Our schedule compliance with the 2011 ACGME duty hour requirements led to significant structural changes in residents’ educational opportunities. Despite the significant decrease in intervention resident presentations on rounds, we did not find differences in the frequency of having at least some contact with faculty or in perceived learning from admissions. The evening presence of faculty (who were present in both the intervention and control periods) may have blunted the impact of the rounds changes.
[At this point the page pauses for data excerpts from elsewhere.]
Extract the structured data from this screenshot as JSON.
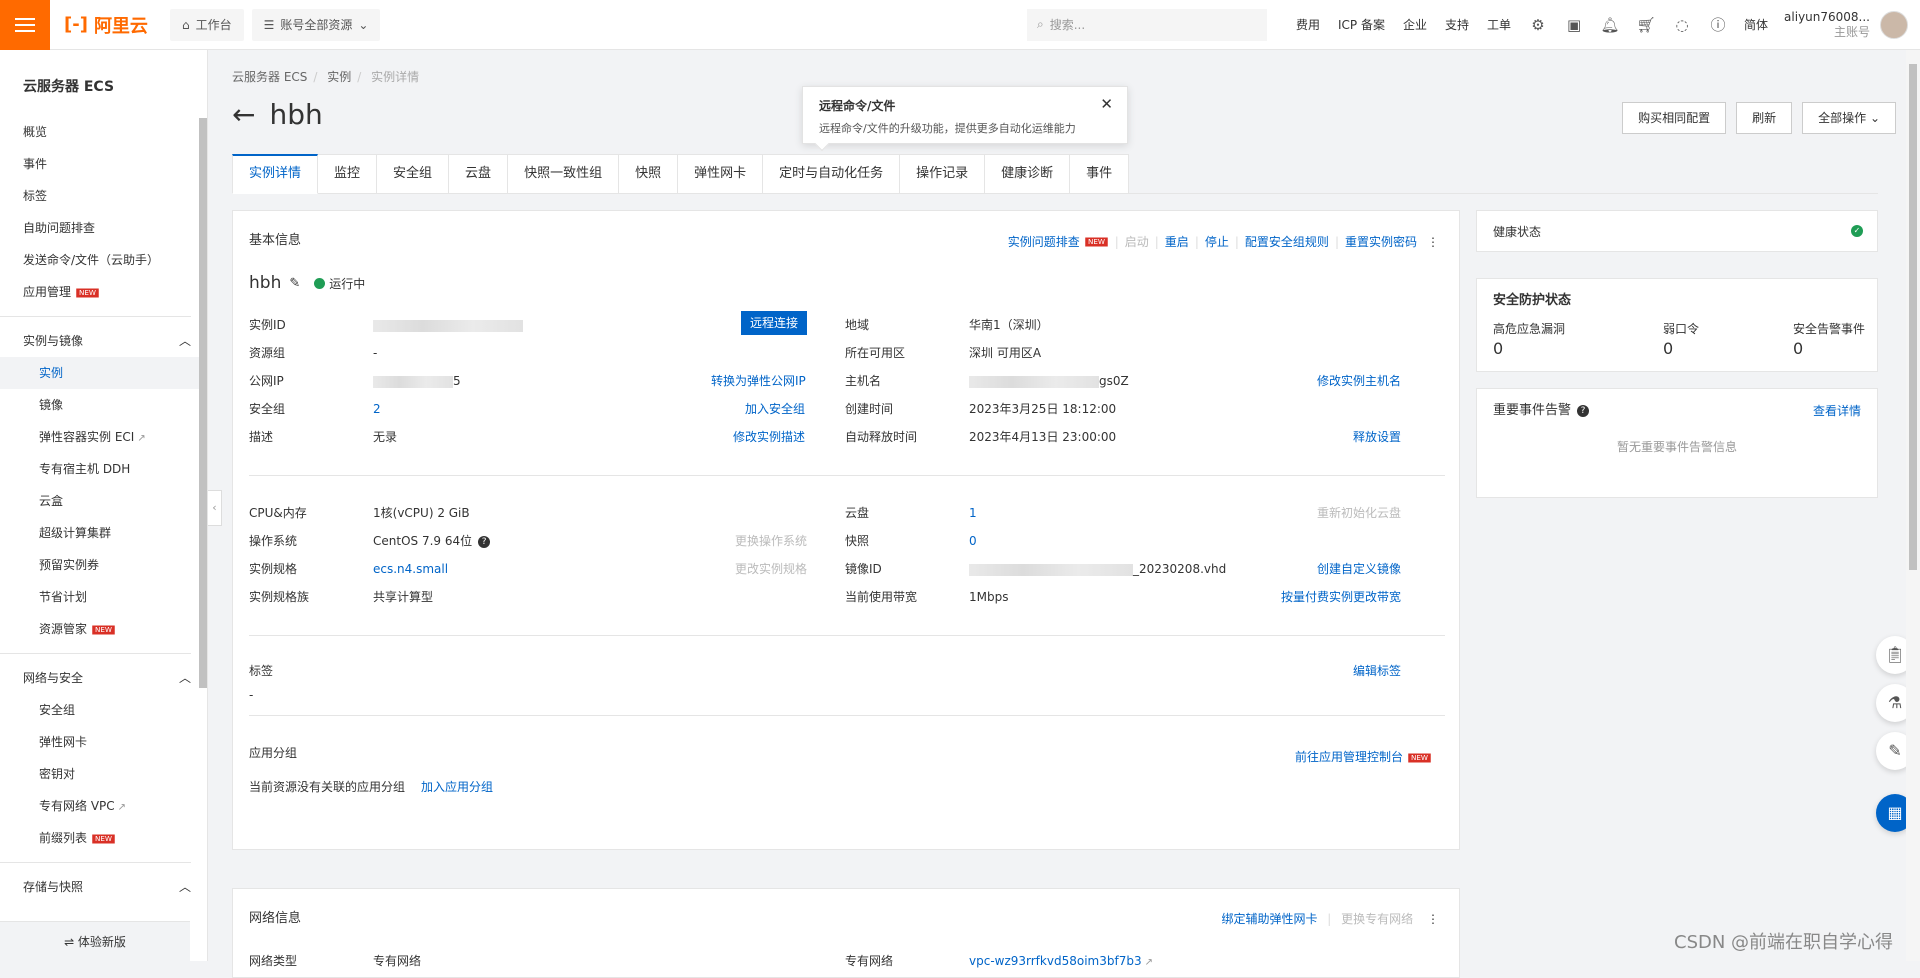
{
  "topbar": {
    "logo_text": "阿里云",
    "workbench": "工作台",
    "resources": "账号全部资源",
    "search_placeholder": "搜索...",
    "links": [
      "费用",
      "ICP 备案",
      "企业",
      "支持",
      "工单"
    ],
    "lang": "简体",
    "account_name": "aliyun76008...",
    "account_sub": "主账号"
  },
  "sidebar": {
    "title": "云服务器 ECS",
    "top_items": [
      "概览",
      "事件",
      "标签",
      "自助问题排查",
      "发送命令/文件（云助手）",
      "应用管理"
    ],
    "group1": {
      "title": "实例与镜像",
      "items": [
        "实例",
        "镜像",
        "弹性容器实例 ECI",
        "专有宿主机 DDH",
        "云盒",
        "超级计算集群",
        "预留实例券",
        "节省计划",
        "资源管家"
      ]
    },
    "group2": {
      "title": "网络与安全",
      "items": [
        "安全组",
        "弹性网卡",
        "密钥对",
        "专有网络 VPC",
        "前缀列表"
      ]
    },
    "group3": {
      "title": "存储与快照"
    },
    "badge": "NEW",
    "footer": "⇌ 体验新版"
  },
  "main": {
    "breadcrumb": [
      "云服务器 ECS",
      "实例",
      "实例详情"
    ],
    "title": "hbh",
    "tooltip": {
      "title": "远程命令/文件",
      "text": "远程命令/文件的升级功能，提供更多自动化运维能力"
    },
    "actions": [
      "购买相同配置",
      "刷新",
      "全部操作"
    ],
    "tabs": [
      "实例详情",
      "监控",
      "安全组",
      "云盘",
      "快照一致性组",
      "快照",
      "弹性网卡",
      "定时与自动化任务",
      "操作记录",
      "健康诊断",
      "事件"
    ]
  },
  "basic": {
    "heading": "基本信息",
    "actions": [
      "实例问题排查",
      "启动",
      "重启",
      "停止",
      "配置安全组规则",
      "重置实例密码"
    ],
    "instance_name": "hbh",
    "status": "运行中",
    "remote_connect": "远程连接",
    "left": [
      {
        "label": "实例ID",
        "value": "",
        "action": ""
      },
      {
        "label": "资源组",
        "value": "-",
        "action": ""
      },
      {
        "label": "公网IP",
        "value": "5",
        "action": "转换为弹性公网IP"
      },
      {
        "label": "安全组",
        "value": "2",
        "action": "加入安全组"
      },
      {
        "label": "描述",
        "value": "无录",
        "action": "修改实例描述"
      }
    ],
    "right": [
      {
        "label": "地域",
        "value": "华南1（深圳）",
        "action": ""
      },
      {
        "label": "所在可用区",
        "value": "深圳 可用区A",
        "action": ""
      },
      {
        "label": "主机名",
        "value": "gs0Z",
        "action": "修改实例主机名"
      },
      {
        "label": "创建时间",
        "value": "2023年3月25日 18:12:00",
        "action": ""
      },
      {
        "label": "自动释放时间",
        "value": "2023年4月13日 23:00:00",
        "action": "释放设置"
      }
    ],
    "left2": [
      {
        "label": "CPU&内存",
        "value": "1核(vCPU) 2 GiB",
        "action": ""
      },
      {
        "label": "操作系统",
        "value": "CentOS 7.9 64位",
        "action": "更换操作系统"
      },
      {
        "label": "实例规格",
        "value": "ecs.n4.small",
        "action": "更改实例规格"
      },
      {
        "label": "实例规格族",
        "value": "共享计算型",
        "action": ""
      }
    ],
    "right2": [
      {
        "label": "云盘",
        "value": "1",
        "action": "重新初始化云盘"
      },
      {
        "label": "快照",
        "value": "0",
        "action": ""
      },
      {
        "label": "镜像ID",
        "value": "_20230208.vhd",
        "action": "创建自定义镜像"
      },
      {
        "label": "当前使用带宽",
        "value": "1Mbps",
        "action": "按量付费实例更改带宽"
      }
    ],
    "tags_label": "标签",
    "tags_value": "-",
    "tags_action": "编辑标签",
    "app_group_label": "应用分组",
    "app_group_action": "前往应用管理控制台",
    "app_group_empty": "当前资源没有关联的应用分组",
    "app_group_add": "加入应用分组"
  },
  "right_panel": {
    "health": "健康状态",
    "security_title": "安全防护状态",
    "security_items": [
      {
        "label": "高危应急漏洞",
        "value": "0"
      },
      {
        "label": "弱口令",
        "value": "0"
      },
      {
        "label": "安全告警事件",
        "value": "0"
      }
    ],
    "events_title": "重要事件告警",
    "events_link": "查看详情",
    "events_empty": "暂无重要事件告警信息"
  },
  "network": {
    "heading": "网络信息",
    "actions": [
      "绑定辅助弹性网卡",
      "更换专有网络"
    ],
    "type_label": "网络类型",
    "type_value": "专有网络",
    "vpc_label": "专有网络",
    "vpc_value": "vpc-wz93rrfkvd58oim3bf7b3"
  },
  "watermark": "CSDN @前端在职自学心得",
  "colors": {
    "brand": "#ff6a00",
    "link": "#0064c8",
    "running": "#1f9d55",
    "new_badge": "#d93026"
  }
}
Regardless, the unavoidable shift in resident learning away from morning rounds, a time when a significant amount of inpatient learning has traditionally occurred, should encourage resident educators to capitalize on learning opportunities throughout the workday.
FINANCIAL DISCLOSURE: The authors have indicated they have no financial relationships relevant to this article to disclose.
FUNDING: Dr Auger received salary support from the Robert Wood Johnson Foundation through the Clinical Scholars program at the University of Michigan.
POTENTIAL CONFLICT OF INTEREST: The authors have indicated they have no potential conflicts of interest to disclose.